2. Overwegingen omtrent de voorvragen.
2.1 De dagvaarding voldoet aan alle wettelijke eisen.
2.2 Krachtens de wettelijke bepalingen is de rechtbank bevoegd van het tenlastegelegde kennis te nemen.
2.3 Bij het onderzoek ter terechtzitting zijn geen omstandigheden gebleken, die aan de ontvankelijkheid van de officier van justitie in de weg staan.
2.4 Bij het onderzoek ter terechtzitting zijn geen gronden voor schorsing der vervolging gebleken.

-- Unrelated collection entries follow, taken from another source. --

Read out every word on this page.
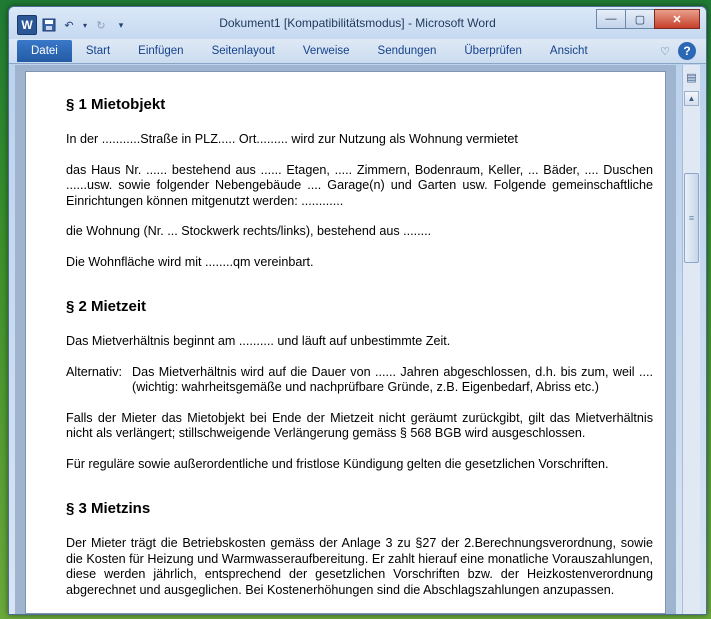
W	↶	▾ ↻	▾	Dokument1 [Kompatibilitätsmodus] - Microsoft Word	—	▢	✕
Datei	Start	Einfügen	Seitenlayout	Verweise	Sendungen	Überprüfen	Ansicht	♡	?
§ 1 Mietobjekt

In der ...........Straße in PLZ..... Ort......... wird zur Nutzung als Wohnung vermietet

das Haus Nr. ...... bestehend aus ...... Etagen, ..... Zimmern, Bodenraum, Keller, ... Bäder, .... Duschen ......usw. sowie folgender Nebengebäude .... Garage(n) und Garten usw. Folgende gemeinschaftliche Einrichtungen können mitgenutzt werden: ............

die Wohnung (Nr. ... Stockwerk rechts/links), bestehend aus ........

Die Wohnfläche wird mit ........qm vereinbart.

§ 2 Mietzeit

Das Mietverhältnis beginnt am .......... und läuft auf unbestimmte Zeit.

Alternativ: Das Mietverhältnis wird auf die Dauer von ...... Jahren abgeschlossen, d.h. bis zum, weil .... (wichtig: wahrheitsgemäße und nachprüfbare Gründe, z.B. Eigenbedarf, Abriss etc.)

Falls der Mieter das Mietobjekt bei Ende der Mietzeit nicht geräumt zurückgibt, gilt das Mietverhältnis nicht als verlängert; stillschweigende Verlängerung gemäss § 568 BGB wird ausgeschlossen.

Für reguläre sowie außerordentliche und fristlose Kündigung gelten die gesetzlichen Vorschriften.

§ 3 Mietzins

Der Mieter trägt die Betriebskosten gemäss der Anlage 3 zu §27 der 2.Berechnungsverordnung, sowie die Kosten für Heizung und Warmwasseraufbereitung. Er zahlt hierauf eine monatliche Vorauszahlungen, diese werden jährlich, entsprechend der gesetzlichen Vorschriften bzw. der Heizkostenverordnung abgerechnet und ausgeglichen. Bei Kostenerhöhungen sind die Abschlagszahlungen anzupassen.

▤
▲
≡
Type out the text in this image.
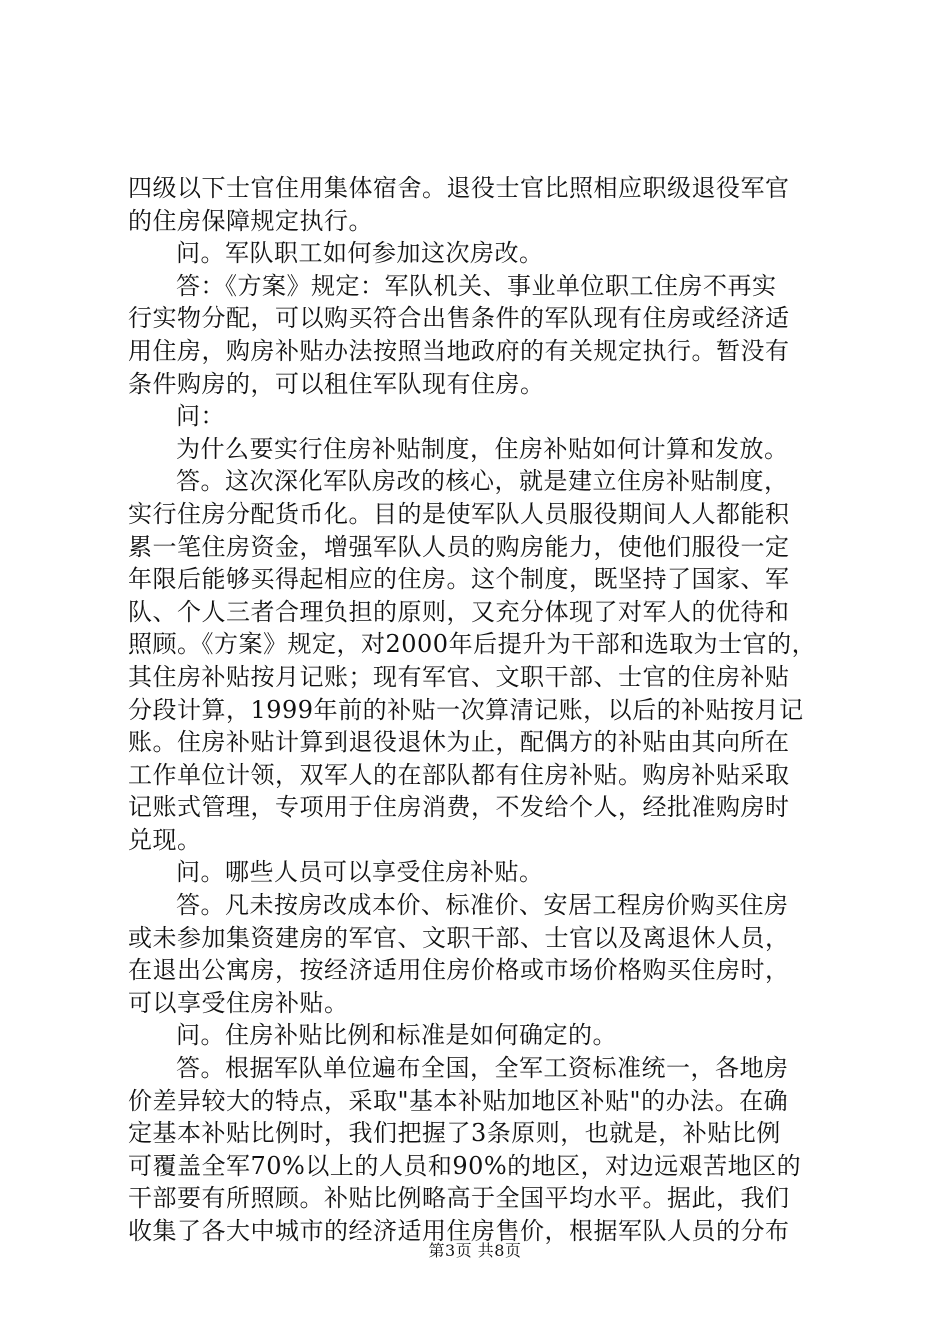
四级以下士官住用集体宿舍。退役士官比照相应职级退役军官
的住房保障规定执行。
问。军队职工如何参加这次房改。
答：《方案》规定：军队机关、事业单位职工住房不再实
行实物分配，可以购买符合出售条件的军队现有住房或经济适
用住房，购房补贴办法按照当地政府的有关规定执行。暂没有
条件购房的，可以租住军队现有住房。
问：
为什么要实行住房补贴制度，住房补贴如何计算和发放。
答。这次深化军队房改的核心，就是建立住房补贴制度，
实行住房分配货币化。目的是使军队人员服役期间人人都能积
累一笔住房资金，增强军队人员的购房能力，使他们服役一定
年限后能够买得起相应的住房。这个制度，既坚持了国家、军
队、个人三者合理负担的原则，又充分体现了对军人的优待和
照顾。《方案》规定，对2000年后提升为干部和选取为士官的，
其住房补贴按月记账；现有军官、文职干部、士官的住房补贴
分段计算，1999年前的补贴一次算清记账，以后的补贴按月记
账。住房补贴计算到退役退休为止，配偶方的补贴由其向所在
工作单位计领，双军人的在部队都有住房补贴。购房补贴采取
记账式管理，专项用于住房消费，不发给个人，经批准购房时
兑现。
问。哪些人员可以享受住房补贴。
答。凡未按房改成本价、标准价、安居工程房价购买住房
或未参加集资建房的军官、文职干部、士官以及离退休人员，
在退出公寓房，按经济适用住房价格或市场价格购买住房时，
可以享受住房补贴。
问。住房补贴比例和标准是如何确定的。
答。根据军队单位遍布全国，全军工资标准统一，各地房
价差异较大的特点，采取"基本补贴加地区补贴"的办法。在确
定基本补贴比例时，我们把握了3条原则，也就是，补贴比例
可覆盖全军70%以上的人员和90%的地区，对边远艰苦地区的
干部要有所照顾。补贴比例略高于全国平均水平。据此，我们
收集了各大中城市的经济适用住房售价，根据军队人员的分布
第3页 共8页
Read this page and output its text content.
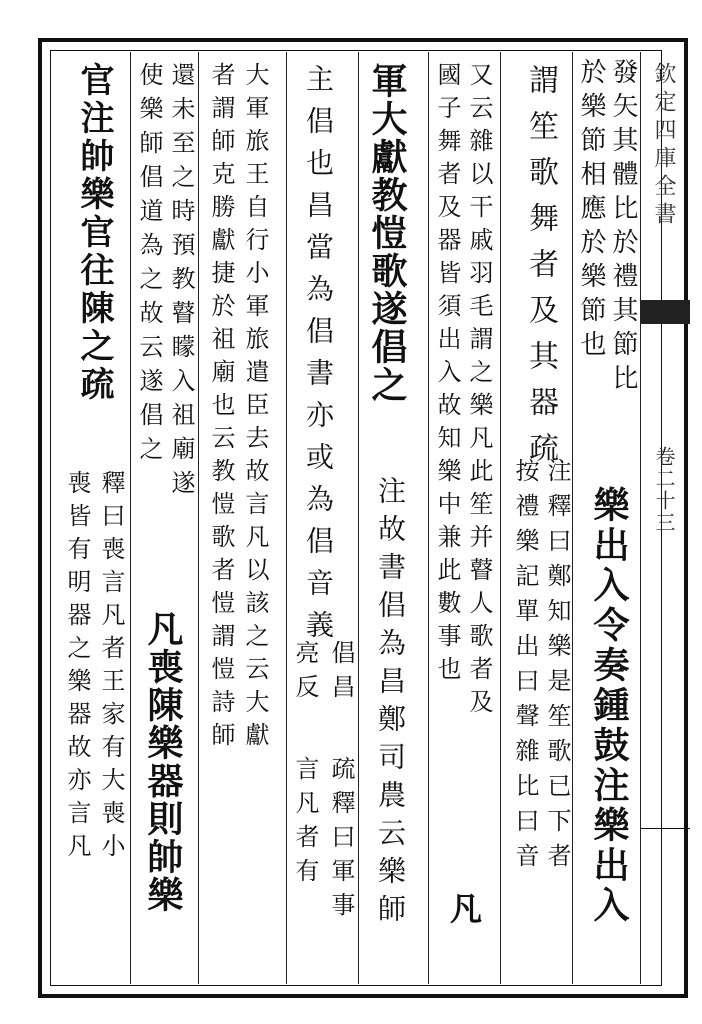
欽定四庫全書
卷二十三
發矢其體比於禮其節比
於樂節相應於樂節也
謂笙歌舞者及其器疏
注釋曰鄭知樂是笙歌已下者
按禮樂記單出曰聲雜比曰音 樂出入令奏鍾鼓注樂出入
又云雜以干戚羽毛謂之樂凡此笙并瞽人歌者及
國子舞者及器皆須出入故知樂中兼此數事也
凡
軍大獻教愷歌遂倡之
注故書倡為昌鄭司農云樂師
主倡也昌當為倡書亦或為倡音義
倡昌
亮反
疏釋曰軍事
言凡者有
大軍旅王自行小軍旅遣臣去故言凡以該之云大獻
者謂師克勝獻捷於祖廟也云教愷歌者愷謂愷詩師
還未至之時預教瞽矇入祖廟遂
使樂師倡道為之故云遂倡之
凡喪陳樂器則帥樂
官注帥樂官往陳之疏
釋曰喪言凡者王家有大喪小
喪皆有明器之樂器故亦言凡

3. Vrijspraak t.a.v. feit 2.
De rechtbank acht met de officier van justitie en de raadsman bij gebrek aan voldoende bewijsmiddelen niet bewezen hetgeen aan verdachte onder feit 2 is tenlastegelegd, zodat de verdachte daarvan behoort te worden vrijgesproken.
De door rechtbank gebezigde bewijsmiddelen zijn:
* Het proces-verbaal van de regiopolitie Brabant-Noord, district 's-Hertogenbosch, PL2116/07-019968, afgesloten op 22 februari 2008, aantal doorgenummerde bladzijden: 299 [hierna verder genoemd: p.v.];
* De verklaring van [medeverdachte] bij de rechter-commissaris op 13 december 2007;
* De getuigenverklaringen afgelegd bij de rechter-commissaris d.d. 18 maart 2008 in het kader van de in deze strafzaak gehouden mini-instructie ingevolge artikel 36a van het Wetboek van Strafvordering.
5. De vaststaande feiten [t.a.v. feit 1].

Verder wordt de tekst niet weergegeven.